Dear 168澳洲幸运5开奖网:Star Wars fans, Dave Filoni is the chosen one. He’s here to save the franchise from that accursed sequel trilogy and bring it back to what it’s always been about—fighting fascism in the face of insurmountable odds! Wait, no. Cameos. I meant cameos. The Mandalorian was heralded for being a standalone series anyone could enjoy, but now it’s inextricably tied to seven seasons of The Clone Wars, four of Rebels, and 168澳洲幸运5开奖网:The Book of Boba Fett (which became The Mandalorian 2.5 out of nowhere, leaving ev🐼eryone confused), that unless you’re a die-hard fan, all of the ‘world building’ (read: nostalgia) will be lost on you.
An overreliance on cameos is becoming a Filoni staple. The Clone Wars got off to a rocky start but picked up steam the second he decided to dip into the toybox, resurrecting Darth Maul. Interestingly enough, we saw the exact same thing happen with Rebels, right down to using Darth Maul again. Of course, it didn’t end there. The Mandalorian had to throw in Ahsoka Tano, Bo-Katan Kryze, Zeb, and so many more (including 168澳洲幸运5开奖网:a horrifying deepfake Luke Skywalker), paving the way for Force Ghost Qui-Gon Jinn in Obi-Wan Kenobi and Cad Bane i♌n The Book of Boba Fett.
These aren’t shows anymore—we’re watching someone with the keys to the kingdom bash a bunch of action figures tog𒊎ether, and for some reason, we&rꦏsquo;re eating it up.

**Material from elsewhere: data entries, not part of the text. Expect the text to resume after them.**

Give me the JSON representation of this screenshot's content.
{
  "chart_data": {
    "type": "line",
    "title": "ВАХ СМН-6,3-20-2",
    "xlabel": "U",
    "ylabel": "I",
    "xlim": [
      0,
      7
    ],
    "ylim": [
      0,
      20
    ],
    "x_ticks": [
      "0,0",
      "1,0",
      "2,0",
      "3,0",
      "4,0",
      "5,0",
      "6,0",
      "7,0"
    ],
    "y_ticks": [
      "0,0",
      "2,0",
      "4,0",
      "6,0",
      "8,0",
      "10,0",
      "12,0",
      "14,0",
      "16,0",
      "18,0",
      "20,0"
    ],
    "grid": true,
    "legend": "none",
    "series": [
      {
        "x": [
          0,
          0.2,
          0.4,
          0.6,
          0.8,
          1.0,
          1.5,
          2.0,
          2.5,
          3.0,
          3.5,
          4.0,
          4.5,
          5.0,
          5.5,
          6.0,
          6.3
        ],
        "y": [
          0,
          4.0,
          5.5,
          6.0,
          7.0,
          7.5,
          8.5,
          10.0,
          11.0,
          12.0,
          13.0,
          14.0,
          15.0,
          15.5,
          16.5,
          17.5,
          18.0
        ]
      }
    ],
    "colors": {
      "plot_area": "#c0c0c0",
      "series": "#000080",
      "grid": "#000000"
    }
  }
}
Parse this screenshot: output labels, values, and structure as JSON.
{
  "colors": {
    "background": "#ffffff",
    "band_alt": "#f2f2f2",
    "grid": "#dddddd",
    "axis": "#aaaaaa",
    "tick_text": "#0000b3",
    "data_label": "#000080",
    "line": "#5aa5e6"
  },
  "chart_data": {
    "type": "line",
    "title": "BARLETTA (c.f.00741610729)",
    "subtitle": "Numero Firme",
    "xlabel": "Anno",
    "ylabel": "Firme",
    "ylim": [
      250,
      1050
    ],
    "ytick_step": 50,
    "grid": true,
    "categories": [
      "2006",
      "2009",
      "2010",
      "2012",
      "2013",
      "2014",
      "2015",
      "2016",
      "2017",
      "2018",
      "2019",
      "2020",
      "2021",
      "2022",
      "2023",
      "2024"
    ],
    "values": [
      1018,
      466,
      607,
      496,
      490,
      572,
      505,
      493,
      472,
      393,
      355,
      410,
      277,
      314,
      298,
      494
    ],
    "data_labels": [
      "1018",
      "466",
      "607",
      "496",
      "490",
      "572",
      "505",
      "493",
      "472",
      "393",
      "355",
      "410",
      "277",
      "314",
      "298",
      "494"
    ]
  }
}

It shouldn’t come as a surprise then that Disney is following the money and pushing further in this direction. The Mandalorian—as I said, which was heralded for being standalone—is now the beginning of the ‘Ma♏ndoVerse’. A universe within the Star Wars universe, because cinematic universes aren’t exhausting enough. To top it off, The Mandalorian and its adjacent Disney Plus shows will come to a head with a Dave Filoni-helmed movie, so if you think The Rise of Skywalker felt like a Reddit checklist run through an AI generator, you ain’t seen nothing yet.
I have no idea how all these shows will connect in any meaningful way other than it being a bunch of cool Star Wars characters we like saying ‘hello’ to each other. That’s what Filoni does best, and we’ve seen it happen in so many shows—with more underway—that it’s unlikely to change anytime soon. This is his whole thing now. And it’s why he’s so beloved by Star Wars fans because he will pull from the obscure and the popular to tell safe stories that are more dependent on you excitedly recognising a character than pushing boundaries. It’s why Andor was a fluke and why The Last Jedi is so hated—they did something different and ultimately told meaningful stories, but tꦫhat’s not what the fans want. T♊hey want familiarity.
Chasing what fans want ultimately leads to The Rise of Skywalker, by-the-numbers slop that tries to appease what everyone wants, failing to understand that everyone wants different things. And so many of these ideas are contingent on cameos that it’s impossible to make them feel organic. P🔯alpatine’s return is a meme because they struggled to explain it in a meaningful way without undermining Luke Skywalker and Darth Vader’s triumph against him in Return of the Jedi. It boiled down to, ‘We need a big bad, Snoke is dead, and the fans want Kylo Ren to be good’. Storytelling evidently didn’t come first, appeasing the masses and avoiding backlash again did.
Dave Filoni does the same, though because oꦯf the sequel trilogy, the fans can’t get enough of it. Luke Skywalker was a pitiful old man who had lost it all after he made a grave mistake, a powerful me💖ssage that even the best of us can falter and that nobody is infallible, but the fans wanted a walking action figure to take down the First Order by his lonesome. We never saw that in the original movies, but so many filled in the blanks with video games and comics that their warped vision became a reality, and the idea of anything else was deemed an insult to his legacy. So, of course, he’s an unstoppable machine when he appears in The Mandalorian. He becomes that action figure so many wanted.
That’s where the MandoVerse is leading. In five-to-seven years' time, when Filoni makes that movie bringing all these stories together, it’ll be meaningless IP soup. Characters are thrown together for the sake of throwing characters together, and if that’s all Star Wars is now, maybe it’s time to put it to bed. It used to be a powerful tale about how anyone, no matter how small or how much the odds may seem stacked against them, can overthrow their oppressors. Along the way, fans contorted that message into something so painfully simplistic—Star Wars is about the swishy swashy lightsabers and pew pews from faces we know and love.